Jahreshauptversammlung

Bettenzahl wird von 150 auf 160 erhöht

    Das St. Josef-Hospital in Xanten erhöht seine Betten-Kapazität.

    Das St. Josef-Hospital in Xanten erhöht seine Betten-Kapazität.

Foto: Krankenhaus

Ein Thema der Jahreshauptversammlung des Fördervereins St. Josef-Hospital war die Diskussion um die Erhaltung des nächtlichen Rettungsstandortes.

Xanten. Ein zentrales Thema der Jahreshauptversammlung des Fördervereins St. Josef-Hospital Xanten war die Diskussion um die Erhaltung des nächtlichen Rettungsstandortes. Bürgermeister Thomas Görtz informierte die Versammlung über den aktuellen Stand der Dinge.

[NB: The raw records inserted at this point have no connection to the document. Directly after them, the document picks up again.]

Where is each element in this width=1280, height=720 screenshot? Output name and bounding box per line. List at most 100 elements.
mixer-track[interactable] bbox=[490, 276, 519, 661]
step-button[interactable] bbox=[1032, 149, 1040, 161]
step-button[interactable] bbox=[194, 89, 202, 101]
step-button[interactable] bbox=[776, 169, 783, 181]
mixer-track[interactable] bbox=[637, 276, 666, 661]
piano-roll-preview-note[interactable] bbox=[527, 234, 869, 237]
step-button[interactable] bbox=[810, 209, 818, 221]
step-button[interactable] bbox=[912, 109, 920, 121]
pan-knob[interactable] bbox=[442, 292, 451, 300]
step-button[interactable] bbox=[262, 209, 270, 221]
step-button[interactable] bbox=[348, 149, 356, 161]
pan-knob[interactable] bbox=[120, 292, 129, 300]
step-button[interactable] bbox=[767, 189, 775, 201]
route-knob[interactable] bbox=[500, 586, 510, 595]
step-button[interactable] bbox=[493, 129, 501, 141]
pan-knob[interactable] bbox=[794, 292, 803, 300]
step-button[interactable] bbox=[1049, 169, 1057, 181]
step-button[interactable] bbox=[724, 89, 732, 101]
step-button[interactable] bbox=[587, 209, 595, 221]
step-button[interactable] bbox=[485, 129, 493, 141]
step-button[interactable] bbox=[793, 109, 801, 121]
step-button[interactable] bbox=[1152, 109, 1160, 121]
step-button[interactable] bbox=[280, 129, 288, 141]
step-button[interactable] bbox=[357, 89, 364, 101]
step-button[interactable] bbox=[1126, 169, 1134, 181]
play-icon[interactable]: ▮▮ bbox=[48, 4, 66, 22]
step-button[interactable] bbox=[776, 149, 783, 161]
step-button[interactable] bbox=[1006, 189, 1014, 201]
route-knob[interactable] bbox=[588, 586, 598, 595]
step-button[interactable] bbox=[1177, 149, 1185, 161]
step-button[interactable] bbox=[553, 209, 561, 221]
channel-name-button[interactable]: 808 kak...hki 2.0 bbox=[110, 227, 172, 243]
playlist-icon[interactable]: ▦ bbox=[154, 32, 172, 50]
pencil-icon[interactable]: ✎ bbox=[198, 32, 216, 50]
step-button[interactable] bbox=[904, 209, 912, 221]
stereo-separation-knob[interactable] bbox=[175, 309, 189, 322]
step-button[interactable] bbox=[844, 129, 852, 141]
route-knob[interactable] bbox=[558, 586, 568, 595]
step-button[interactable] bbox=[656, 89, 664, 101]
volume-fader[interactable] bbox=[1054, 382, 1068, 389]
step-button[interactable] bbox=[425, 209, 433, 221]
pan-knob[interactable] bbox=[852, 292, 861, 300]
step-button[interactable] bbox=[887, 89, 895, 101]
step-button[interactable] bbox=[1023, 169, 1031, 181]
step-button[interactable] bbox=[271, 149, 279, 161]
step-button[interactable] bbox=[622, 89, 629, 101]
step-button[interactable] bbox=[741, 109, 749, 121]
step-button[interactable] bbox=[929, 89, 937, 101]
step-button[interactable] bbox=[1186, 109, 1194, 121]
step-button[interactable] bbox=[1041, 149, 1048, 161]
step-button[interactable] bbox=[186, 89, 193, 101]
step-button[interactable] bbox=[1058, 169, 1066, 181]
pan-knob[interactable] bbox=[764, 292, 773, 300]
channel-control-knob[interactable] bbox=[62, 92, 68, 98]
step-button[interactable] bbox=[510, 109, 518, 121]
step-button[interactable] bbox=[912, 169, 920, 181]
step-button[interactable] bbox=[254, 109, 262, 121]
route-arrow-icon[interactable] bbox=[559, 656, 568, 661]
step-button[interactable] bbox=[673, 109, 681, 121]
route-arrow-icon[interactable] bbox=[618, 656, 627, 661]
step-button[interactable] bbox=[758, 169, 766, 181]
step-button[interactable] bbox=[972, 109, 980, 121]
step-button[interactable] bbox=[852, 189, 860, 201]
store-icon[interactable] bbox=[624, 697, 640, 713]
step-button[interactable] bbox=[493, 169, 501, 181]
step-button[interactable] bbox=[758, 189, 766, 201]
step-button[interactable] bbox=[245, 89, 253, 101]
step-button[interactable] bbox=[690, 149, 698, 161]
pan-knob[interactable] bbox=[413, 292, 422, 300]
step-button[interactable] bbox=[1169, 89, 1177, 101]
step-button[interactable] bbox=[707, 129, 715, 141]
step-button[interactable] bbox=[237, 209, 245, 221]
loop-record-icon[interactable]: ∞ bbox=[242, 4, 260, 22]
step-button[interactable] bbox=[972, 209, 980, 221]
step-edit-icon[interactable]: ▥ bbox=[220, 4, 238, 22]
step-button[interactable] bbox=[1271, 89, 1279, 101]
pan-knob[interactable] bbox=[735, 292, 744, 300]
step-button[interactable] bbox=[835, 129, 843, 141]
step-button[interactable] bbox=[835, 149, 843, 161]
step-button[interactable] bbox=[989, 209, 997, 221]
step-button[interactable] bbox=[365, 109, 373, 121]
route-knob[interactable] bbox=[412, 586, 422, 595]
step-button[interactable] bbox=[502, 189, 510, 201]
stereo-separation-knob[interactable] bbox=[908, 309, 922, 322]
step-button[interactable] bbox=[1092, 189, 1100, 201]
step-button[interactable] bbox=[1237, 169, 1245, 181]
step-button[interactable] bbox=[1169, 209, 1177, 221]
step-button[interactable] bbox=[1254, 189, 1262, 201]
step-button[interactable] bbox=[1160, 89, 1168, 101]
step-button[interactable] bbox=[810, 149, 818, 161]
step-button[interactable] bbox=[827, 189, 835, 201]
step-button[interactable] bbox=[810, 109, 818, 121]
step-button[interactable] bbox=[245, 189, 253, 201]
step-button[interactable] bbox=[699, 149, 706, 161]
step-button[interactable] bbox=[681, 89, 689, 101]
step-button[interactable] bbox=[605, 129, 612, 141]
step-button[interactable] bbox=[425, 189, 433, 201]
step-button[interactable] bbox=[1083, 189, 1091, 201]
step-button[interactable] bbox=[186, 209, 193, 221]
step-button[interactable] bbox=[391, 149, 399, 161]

In seinem Bericht informierte Geschäftsführer Michael Derksen die Versammlung über die Erhöhung der Bettenzahl von 150 auf 160 Betten. Diese Entwicklung sei besonders positiv zu betrachten, da ansonsten Betten abgebaut werden. Der Umbau des Katharina-Hauses kann jedoch zurzeit noch nicht in Angriff genommen werden. Als Grund führte Derksen aus, dass die Baukosten nach erfolgter Ausschreibung um eine Million Euro über dem Planungsansatz liegen. Daher wird die Baumaßnahme um ein Jahr zurückgestellt, um in dieser Zeit mögliche Einsparvolumen zu ermitteln.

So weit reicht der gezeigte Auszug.